Любка навострила уши – опять Нинка со своей матерью! Наказание какое-то… Радость омрачилась, Нинка сразу всем начнет рассказывать, что платье заказывали для нее… Ну, нисколько черное платье с тюльпанами и языками пламени не лучше, чем это. Любка пощупала материал. Правильно, тот же самый, не марковитый и не мнущийся, из которого Ольга Ивановна предложила ей заказать брюки и юбку. Только тот темно-коричневый, а этот был синий, как глубокое летнее небо. Если мать согласиться купить платье, да еще заказать юбку и брюки, разоденется она не хуже той же Нинки.
Она сняла школьную форму, примеривая обновку. Смотрелось платье обалдеть как красиво. Едва узнала себя в зеркале, переживая, что Мишка ее не видит. Такую красавицу еще поискать!
А глаза у нее и, правда, под цвет… Синие-синие…

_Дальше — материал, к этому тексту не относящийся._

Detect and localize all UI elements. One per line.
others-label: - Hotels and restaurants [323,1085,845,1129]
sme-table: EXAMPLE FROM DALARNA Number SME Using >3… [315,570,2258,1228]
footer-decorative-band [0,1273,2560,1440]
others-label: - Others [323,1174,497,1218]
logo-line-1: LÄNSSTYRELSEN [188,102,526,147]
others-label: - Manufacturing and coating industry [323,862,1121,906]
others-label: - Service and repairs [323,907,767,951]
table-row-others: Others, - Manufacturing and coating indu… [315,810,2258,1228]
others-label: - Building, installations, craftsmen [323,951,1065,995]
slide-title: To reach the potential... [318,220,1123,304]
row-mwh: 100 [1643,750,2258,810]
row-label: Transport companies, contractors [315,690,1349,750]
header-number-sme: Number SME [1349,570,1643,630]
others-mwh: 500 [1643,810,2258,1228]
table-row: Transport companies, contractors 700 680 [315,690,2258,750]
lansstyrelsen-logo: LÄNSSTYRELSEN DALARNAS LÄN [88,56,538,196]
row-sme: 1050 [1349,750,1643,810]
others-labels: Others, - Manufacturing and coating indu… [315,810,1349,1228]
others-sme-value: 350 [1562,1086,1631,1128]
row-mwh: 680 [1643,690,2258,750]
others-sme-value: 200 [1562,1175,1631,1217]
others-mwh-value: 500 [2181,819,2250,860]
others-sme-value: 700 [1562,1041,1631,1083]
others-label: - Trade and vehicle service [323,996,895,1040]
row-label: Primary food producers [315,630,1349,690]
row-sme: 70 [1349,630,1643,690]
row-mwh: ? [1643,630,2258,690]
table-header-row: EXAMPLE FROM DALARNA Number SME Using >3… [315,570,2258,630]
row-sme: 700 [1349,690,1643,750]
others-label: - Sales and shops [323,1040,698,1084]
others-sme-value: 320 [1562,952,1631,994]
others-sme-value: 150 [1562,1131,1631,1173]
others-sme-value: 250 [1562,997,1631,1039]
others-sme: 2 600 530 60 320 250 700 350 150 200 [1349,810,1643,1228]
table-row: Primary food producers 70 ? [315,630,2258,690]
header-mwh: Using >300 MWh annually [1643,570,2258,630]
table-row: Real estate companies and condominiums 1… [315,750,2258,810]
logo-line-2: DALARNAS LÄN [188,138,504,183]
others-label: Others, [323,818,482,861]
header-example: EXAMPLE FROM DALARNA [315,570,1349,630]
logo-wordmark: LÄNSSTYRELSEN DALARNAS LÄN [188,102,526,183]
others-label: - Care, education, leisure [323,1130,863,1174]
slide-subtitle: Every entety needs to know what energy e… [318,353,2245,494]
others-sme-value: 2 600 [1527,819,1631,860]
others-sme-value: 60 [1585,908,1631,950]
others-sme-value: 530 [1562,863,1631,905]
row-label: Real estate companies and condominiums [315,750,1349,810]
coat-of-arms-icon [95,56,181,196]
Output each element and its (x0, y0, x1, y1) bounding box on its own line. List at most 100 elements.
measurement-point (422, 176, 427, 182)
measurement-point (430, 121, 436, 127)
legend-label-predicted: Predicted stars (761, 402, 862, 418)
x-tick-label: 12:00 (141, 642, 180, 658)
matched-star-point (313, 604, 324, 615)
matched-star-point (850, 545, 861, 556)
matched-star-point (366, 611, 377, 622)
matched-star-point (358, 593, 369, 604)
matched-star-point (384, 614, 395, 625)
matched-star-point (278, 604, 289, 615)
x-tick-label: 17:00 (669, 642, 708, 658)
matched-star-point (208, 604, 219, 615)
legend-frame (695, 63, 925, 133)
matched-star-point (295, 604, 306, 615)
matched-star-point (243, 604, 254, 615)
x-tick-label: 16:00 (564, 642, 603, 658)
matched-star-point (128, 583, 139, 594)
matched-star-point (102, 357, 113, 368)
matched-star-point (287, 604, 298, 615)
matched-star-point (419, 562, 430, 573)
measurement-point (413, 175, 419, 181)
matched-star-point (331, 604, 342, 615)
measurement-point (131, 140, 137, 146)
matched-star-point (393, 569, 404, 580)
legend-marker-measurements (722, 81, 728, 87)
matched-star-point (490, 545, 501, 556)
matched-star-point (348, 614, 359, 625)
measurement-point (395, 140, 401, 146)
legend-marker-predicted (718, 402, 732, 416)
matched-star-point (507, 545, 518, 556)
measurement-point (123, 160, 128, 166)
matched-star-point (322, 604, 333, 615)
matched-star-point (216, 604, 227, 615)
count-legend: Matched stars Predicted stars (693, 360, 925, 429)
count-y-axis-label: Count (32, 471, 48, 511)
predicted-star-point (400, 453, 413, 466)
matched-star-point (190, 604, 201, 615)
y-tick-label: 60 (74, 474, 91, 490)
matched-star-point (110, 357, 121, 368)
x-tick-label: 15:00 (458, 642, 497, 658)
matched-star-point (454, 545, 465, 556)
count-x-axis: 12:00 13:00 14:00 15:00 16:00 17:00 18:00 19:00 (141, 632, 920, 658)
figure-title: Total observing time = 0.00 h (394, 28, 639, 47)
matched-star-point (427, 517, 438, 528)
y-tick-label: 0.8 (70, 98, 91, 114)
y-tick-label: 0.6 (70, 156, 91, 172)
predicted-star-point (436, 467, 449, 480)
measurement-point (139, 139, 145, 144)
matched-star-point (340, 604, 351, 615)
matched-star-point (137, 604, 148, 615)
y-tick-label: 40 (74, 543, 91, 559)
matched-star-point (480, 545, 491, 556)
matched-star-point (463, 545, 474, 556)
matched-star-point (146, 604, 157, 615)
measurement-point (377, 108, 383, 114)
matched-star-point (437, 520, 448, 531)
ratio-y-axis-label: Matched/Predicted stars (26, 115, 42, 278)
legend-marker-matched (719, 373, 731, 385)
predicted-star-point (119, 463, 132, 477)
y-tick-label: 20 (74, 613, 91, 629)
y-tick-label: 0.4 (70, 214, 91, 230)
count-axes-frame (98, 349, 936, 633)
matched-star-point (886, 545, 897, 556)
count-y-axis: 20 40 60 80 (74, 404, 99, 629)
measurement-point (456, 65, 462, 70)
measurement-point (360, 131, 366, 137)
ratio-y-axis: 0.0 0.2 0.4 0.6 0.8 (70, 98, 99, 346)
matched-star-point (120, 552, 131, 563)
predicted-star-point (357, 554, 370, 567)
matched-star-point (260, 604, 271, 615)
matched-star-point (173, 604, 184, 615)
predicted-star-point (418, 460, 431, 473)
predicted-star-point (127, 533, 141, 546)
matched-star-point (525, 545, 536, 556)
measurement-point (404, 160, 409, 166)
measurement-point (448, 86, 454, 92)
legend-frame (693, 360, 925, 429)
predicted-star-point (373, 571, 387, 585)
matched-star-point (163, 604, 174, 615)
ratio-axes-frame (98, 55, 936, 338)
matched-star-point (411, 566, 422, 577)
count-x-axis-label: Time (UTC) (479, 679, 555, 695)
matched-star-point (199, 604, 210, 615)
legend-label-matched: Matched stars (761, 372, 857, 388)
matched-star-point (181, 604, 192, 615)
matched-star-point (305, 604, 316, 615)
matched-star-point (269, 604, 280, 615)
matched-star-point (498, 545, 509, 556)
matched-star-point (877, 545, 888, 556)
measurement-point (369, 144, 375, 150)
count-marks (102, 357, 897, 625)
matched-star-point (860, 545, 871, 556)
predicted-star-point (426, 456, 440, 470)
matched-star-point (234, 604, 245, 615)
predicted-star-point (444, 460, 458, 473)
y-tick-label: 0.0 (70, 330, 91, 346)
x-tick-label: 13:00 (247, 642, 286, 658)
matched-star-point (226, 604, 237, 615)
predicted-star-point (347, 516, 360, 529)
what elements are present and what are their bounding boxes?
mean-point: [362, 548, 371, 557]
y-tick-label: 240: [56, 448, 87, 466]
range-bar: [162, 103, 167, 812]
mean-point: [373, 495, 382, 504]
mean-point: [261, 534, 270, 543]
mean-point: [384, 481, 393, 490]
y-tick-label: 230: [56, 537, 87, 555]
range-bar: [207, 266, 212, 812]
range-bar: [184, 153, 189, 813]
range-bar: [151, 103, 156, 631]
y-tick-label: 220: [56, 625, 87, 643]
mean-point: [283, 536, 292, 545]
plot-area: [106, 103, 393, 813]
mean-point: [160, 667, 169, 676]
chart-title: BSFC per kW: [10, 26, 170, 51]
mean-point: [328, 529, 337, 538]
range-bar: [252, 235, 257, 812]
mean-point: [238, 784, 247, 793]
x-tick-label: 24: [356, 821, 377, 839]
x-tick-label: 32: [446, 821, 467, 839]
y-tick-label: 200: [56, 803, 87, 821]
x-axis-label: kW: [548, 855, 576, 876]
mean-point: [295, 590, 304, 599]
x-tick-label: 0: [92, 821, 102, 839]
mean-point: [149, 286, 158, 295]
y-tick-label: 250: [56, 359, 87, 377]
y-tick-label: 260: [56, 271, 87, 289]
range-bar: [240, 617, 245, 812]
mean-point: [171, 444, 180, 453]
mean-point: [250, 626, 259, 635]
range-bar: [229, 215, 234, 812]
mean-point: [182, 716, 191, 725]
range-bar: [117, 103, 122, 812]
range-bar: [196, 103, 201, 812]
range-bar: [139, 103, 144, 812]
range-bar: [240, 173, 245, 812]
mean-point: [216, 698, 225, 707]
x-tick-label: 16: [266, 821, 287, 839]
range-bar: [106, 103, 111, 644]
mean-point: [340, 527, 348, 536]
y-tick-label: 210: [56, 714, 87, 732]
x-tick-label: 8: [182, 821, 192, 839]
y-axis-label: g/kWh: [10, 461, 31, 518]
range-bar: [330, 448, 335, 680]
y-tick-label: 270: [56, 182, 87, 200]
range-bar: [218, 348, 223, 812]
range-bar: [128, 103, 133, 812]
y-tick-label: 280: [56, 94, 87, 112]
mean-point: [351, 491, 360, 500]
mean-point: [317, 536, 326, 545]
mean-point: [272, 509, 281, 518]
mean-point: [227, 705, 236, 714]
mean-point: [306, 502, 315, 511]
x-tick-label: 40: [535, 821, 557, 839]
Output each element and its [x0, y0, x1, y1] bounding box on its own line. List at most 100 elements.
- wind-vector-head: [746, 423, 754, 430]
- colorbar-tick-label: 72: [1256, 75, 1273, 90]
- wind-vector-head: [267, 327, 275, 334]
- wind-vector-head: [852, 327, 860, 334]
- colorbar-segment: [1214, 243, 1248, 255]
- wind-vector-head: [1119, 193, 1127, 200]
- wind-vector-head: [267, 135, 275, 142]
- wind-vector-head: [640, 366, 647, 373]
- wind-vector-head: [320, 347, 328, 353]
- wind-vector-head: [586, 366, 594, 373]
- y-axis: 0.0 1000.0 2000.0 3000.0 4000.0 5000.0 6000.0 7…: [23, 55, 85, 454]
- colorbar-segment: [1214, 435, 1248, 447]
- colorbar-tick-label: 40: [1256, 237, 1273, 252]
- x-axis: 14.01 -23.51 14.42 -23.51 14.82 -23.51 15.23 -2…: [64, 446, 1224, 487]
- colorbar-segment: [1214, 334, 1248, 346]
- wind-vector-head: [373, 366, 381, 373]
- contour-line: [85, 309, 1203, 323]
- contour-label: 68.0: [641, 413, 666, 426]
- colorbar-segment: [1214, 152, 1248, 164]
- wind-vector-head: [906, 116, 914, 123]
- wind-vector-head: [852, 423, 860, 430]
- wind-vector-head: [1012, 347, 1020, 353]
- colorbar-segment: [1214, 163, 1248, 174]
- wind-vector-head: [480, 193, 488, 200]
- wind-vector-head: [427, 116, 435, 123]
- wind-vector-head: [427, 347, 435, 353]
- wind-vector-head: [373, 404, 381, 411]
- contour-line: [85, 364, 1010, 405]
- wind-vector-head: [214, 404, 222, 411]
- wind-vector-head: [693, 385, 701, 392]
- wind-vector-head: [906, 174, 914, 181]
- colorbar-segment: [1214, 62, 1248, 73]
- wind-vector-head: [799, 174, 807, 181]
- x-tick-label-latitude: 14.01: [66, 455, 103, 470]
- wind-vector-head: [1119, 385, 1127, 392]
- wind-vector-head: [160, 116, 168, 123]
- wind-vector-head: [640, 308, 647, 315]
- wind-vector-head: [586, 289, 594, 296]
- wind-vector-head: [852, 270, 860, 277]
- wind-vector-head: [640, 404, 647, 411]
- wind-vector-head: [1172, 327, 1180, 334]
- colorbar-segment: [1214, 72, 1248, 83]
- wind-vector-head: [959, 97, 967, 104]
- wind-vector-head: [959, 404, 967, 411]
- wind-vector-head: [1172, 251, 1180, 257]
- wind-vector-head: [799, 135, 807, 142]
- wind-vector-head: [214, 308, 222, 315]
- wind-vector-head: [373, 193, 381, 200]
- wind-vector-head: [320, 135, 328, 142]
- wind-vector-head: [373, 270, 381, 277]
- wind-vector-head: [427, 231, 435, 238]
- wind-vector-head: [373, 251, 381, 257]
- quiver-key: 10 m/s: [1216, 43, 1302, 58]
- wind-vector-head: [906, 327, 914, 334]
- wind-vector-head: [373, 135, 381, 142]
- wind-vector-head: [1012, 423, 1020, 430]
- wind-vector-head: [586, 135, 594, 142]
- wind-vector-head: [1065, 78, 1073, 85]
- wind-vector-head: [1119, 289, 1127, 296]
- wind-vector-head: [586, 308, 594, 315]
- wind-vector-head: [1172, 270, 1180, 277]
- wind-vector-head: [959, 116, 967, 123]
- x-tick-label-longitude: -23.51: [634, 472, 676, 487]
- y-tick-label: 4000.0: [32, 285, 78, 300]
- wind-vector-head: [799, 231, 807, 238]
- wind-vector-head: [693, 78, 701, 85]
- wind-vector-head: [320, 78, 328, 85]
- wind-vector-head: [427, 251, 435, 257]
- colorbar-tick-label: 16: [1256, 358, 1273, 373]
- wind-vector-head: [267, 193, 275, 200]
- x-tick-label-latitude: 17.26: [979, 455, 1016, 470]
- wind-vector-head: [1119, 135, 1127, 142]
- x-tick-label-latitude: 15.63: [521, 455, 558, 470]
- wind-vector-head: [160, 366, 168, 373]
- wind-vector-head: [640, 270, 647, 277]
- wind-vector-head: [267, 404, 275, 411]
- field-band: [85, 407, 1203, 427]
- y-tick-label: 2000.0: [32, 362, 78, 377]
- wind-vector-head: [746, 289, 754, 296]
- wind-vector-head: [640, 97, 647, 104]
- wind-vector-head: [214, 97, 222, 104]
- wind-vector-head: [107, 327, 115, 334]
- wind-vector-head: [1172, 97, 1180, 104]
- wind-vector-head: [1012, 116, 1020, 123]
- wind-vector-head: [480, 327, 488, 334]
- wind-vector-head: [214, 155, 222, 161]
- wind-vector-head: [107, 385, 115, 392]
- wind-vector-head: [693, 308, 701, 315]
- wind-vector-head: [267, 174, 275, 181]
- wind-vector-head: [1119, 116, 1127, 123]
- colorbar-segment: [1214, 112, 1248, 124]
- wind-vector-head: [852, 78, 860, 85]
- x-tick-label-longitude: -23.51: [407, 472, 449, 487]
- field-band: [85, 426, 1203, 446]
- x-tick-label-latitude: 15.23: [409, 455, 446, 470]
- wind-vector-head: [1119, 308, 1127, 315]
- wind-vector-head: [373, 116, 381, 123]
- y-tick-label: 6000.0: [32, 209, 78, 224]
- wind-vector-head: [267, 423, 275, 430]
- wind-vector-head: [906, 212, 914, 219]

– Ну вот, совсем другое дело! – всплеснула руками Ольга Ивановна. – И не снимай, так иди…
– Ладно, берем, – согласилась мать. – Мы тебя, наверное, сильно задержали.
– Мерки только с нее сейчас сниму… – Ольга Ивановна открыла блокнот, достала сантиметровую ленту, быстро измерила Любку вдоль и поперек. – Какую будем заказывать.
Любка закрыла глаза и представила. Такую юбку она уже видела, в том же журнале – с карманами, прямую, зауженную к низу, с молнией на боку и средней ширины поясом. И брюки, не совсем чтобы клеш, подметать брюками тротуар, как делала вся школа, она не собиралась. И тоже с карманами. На блузку материал у них дома был, мать купила метров восемь дешевого уцененного шелка с вискозой, который долго лежал в магазине. Сам он был бледновато зеленый с серым узором, но теперь Любка думала о материале иначе. На стенде материал платья смотрелся обычно, а пошитое платье внезапно изменило ее до неузнаваемости…
– Месяца через два, не раньше, – предупредила Ольга Ивановна. – Люди уже на восьмое марта делают заказы.
– Мне раньше почему-то казалось дорого. В голову не приходило, что можно заказать, – призналась мать.
– Раньше в магазине можно было купить, а сейчас ничего нет, – с недовольством бросила Ольга Ивановна. – Или за людей нас не считают, или люди стали жить хорошо – сметают все и сразу.
– Ты ведь коммунист! – ехидно заметила мать. – Разобралась бы!
– А от меня что-то зависит? – рассмеялась Ольга Ивановна. – Нас, коммунистов не спрашивают, деньги платим и ладно.
На первом этаже веселье было в самом разгаре. Начальница почты, Алина Федоровна, раздавала подарочные наборы. Почтальоны выбирали себе синие пальто с металлическими пуговицами и белые валенки. Домбытовские плясали под гармонь возле елки и пели похабные частушки.
Когда Любка вошла в новом платье, все ахнули, рассматривая и щупая его. Особенно заинтересовала вышивка, которая смотрелась как ручная.
– Это я еще в училище баловалась… Машинка стоит, никто не заказывает, – как бы между делом похвасталась Ольга Ивановна.
– Вы у нас мастерица, – согласились домбытовские.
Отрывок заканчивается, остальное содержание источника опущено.